A produção industrial do Brasil voltou a crescer em fevereiro, com alta de 0,9% em relação a janeiro. O resultado confirma o segundo aumento mensal consecutivo e eleva o desempenho do setor a uma expansão de 3% no acumulado do período. Os dados são da Pesquisa Industrial Mensal (PIM) do IBGE.
Entre as atividades, o destaque ficou com veículos automotores, reboques e carrocerias, que avançaram 6,6%, e com coque, derivados de petróleo e biocombustíveis, com alta de 2,5%. Esses setores contribuíram de forma significativa para manter o ritmo positivo da indústria nos dois primeiros meses de 2026.
A produção também mostrou ganho em outras 16 das 25 atividades pesquisadas, sinalizando um crescimento disseminado. O gerente da PIM, André Macedo, relaciona o desempenho ao avanço na recomposição de estoques e ao maior uso de insumos na indústria.

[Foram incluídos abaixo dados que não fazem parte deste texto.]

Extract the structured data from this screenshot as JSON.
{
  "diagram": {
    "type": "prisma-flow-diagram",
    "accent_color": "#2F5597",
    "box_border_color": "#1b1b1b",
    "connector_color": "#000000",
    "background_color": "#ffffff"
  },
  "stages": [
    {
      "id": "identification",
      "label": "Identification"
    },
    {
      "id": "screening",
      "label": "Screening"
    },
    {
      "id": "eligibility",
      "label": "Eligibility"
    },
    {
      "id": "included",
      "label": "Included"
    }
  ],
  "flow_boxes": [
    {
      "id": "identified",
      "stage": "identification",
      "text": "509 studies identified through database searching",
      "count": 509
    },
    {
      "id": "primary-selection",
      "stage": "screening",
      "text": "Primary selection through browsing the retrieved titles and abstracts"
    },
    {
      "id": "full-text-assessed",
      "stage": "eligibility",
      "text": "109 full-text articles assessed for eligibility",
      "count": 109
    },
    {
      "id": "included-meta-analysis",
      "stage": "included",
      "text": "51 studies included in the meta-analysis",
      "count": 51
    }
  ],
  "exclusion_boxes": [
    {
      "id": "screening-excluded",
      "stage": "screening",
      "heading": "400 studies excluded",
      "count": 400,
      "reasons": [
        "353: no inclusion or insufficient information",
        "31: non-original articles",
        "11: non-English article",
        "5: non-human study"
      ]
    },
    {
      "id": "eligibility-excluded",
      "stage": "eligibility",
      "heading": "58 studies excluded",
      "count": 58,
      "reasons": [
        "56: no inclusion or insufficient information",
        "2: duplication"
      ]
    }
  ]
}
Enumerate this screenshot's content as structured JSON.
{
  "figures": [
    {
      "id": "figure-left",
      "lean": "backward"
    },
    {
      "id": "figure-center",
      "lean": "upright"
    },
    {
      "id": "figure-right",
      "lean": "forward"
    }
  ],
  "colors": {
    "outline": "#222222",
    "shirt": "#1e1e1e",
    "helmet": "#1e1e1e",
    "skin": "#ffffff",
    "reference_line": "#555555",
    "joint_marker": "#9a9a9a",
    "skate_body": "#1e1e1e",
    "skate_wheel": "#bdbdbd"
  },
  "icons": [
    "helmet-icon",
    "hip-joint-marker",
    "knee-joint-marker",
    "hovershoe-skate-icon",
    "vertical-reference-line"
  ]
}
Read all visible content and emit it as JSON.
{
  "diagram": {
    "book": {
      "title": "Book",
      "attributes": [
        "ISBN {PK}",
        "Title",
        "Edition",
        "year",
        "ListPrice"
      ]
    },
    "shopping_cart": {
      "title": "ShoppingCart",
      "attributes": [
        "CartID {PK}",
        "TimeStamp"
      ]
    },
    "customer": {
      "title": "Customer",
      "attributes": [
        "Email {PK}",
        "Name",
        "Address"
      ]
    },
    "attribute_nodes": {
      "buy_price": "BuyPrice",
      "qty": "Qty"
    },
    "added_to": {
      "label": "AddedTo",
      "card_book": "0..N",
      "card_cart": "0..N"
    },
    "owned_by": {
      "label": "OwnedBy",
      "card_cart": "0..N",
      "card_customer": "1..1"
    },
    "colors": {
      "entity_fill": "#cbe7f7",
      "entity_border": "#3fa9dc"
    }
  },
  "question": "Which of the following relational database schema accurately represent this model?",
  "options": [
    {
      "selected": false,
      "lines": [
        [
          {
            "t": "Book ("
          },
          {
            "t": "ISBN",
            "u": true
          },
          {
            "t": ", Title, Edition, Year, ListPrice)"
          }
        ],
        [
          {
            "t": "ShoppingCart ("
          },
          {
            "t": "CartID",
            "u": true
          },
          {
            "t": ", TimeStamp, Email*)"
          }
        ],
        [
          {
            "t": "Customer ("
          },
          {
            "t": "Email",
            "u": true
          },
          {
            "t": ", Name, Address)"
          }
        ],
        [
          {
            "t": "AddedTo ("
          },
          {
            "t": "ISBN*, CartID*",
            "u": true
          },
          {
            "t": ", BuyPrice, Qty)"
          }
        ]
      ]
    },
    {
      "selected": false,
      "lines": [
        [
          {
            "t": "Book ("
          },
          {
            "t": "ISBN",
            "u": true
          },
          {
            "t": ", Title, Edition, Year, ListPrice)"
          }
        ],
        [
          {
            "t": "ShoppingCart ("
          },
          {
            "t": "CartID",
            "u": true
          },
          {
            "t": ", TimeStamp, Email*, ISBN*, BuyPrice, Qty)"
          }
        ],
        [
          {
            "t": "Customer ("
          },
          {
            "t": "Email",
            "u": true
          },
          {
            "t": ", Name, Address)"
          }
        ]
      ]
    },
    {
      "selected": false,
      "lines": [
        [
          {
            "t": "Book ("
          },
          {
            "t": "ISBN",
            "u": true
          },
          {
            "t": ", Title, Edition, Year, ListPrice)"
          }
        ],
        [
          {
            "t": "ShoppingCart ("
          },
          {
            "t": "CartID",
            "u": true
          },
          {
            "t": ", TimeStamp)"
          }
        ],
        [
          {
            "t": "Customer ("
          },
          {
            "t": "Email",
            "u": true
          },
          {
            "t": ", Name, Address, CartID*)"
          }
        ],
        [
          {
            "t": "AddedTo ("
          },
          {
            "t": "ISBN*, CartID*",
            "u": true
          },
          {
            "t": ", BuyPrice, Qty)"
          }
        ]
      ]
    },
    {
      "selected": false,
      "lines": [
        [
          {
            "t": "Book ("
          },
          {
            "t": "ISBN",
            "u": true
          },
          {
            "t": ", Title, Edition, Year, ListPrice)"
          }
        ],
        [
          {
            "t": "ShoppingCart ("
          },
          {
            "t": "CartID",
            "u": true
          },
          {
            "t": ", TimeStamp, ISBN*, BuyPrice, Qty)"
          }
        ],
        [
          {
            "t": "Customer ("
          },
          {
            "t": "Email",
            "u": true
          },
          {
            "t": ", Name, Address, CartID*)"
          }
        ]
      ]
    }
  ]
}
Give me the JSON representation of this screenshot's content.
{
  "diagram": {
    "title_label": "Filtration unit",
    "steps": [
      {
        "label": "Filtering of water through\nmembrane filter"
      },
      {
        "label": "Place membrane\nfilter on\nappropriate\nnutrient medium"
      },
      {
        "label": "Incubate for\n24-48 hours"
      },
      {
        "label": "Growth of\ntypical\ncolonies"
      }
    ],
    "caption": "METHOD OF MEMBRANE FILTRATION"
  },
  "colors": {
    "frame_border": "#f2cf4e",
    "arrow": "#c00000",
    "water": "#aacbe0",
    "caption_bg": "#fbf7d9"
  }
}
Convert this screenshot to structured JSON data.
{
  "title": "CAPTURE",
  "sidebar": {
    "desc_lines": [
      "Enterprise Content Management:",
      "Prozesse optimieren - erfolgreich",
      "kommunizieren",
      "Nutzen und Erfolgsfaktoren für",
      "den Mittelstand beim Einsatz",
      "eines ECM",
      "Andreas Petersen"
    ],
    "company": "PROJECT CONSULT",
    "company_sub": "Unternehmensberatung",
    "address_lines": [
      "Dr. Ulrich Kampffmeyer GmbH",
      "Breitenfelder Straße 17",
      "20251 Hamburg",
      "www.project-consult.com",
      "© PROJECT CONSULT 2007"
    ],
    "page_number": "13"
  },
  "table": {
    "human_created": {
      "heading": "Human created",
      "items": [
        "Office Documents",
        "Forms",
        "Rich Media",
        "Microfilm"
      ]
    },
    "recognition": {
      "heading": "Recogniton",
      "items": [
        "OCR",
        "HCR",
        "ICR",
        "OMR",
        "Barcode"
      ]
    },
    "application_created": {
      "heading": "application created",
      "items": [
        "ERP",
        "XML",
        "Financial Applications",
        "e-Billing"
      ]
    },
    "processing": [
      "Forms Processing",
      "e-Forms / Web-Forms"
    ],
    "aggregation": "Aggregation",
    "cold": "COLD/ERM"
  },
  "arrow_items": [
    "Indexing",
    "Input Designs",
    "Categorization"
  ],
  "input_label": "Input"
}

Na comparação com fevereiro de 2025, a indústria caiu 0,7%. Houve resultados negativos em 3 das 4 grandes categorias, 20 dos 25 ramos e 60 dos 80 grupos pesquisados. Veículos, produtos químicos e máquinas e equipamentos puxaram as quedas, segundo a análise da PIM.
Entre as influências negativas, destacam-se veículos automotores, reboques e carrocerias (-7,3%), produtos químicos (-6,4%) e máquinas e equipamentos (-11,0%). Recortes também aparecem em confecção de vestuário, itens de metalurgia e eletrônicos. Em contrapartida, indústrias extrativas, coque e farmoquímicos tiveram forte atuação positiva frente a fevereiro de 2025.
O segmento de farmoquímicos e farmacêuticos registrou queda de 5,5% em fevereiro, repetindo recuo após alta no mês anterior, enquanto fertilizantes, tintas e desodorantes contribuíram de forma negativa para o total. A indústria farmacêutica é apontada como mais volátil pela PIM, com base de comparação elevada.
Para referência, a produção industrial está 3,2% acima do nível pré-pandemia (fevereiro de 2020) e 14,1% abaixo do recorde de maio de 2011. O Ibge indica que fevereiro de 2026 teve menor número de dias úteis que o mesmo mês de 2025, o que influenciou o resultado mensal. A próxima divulgação ocorre em 7 de maio, com dados de março de 2026.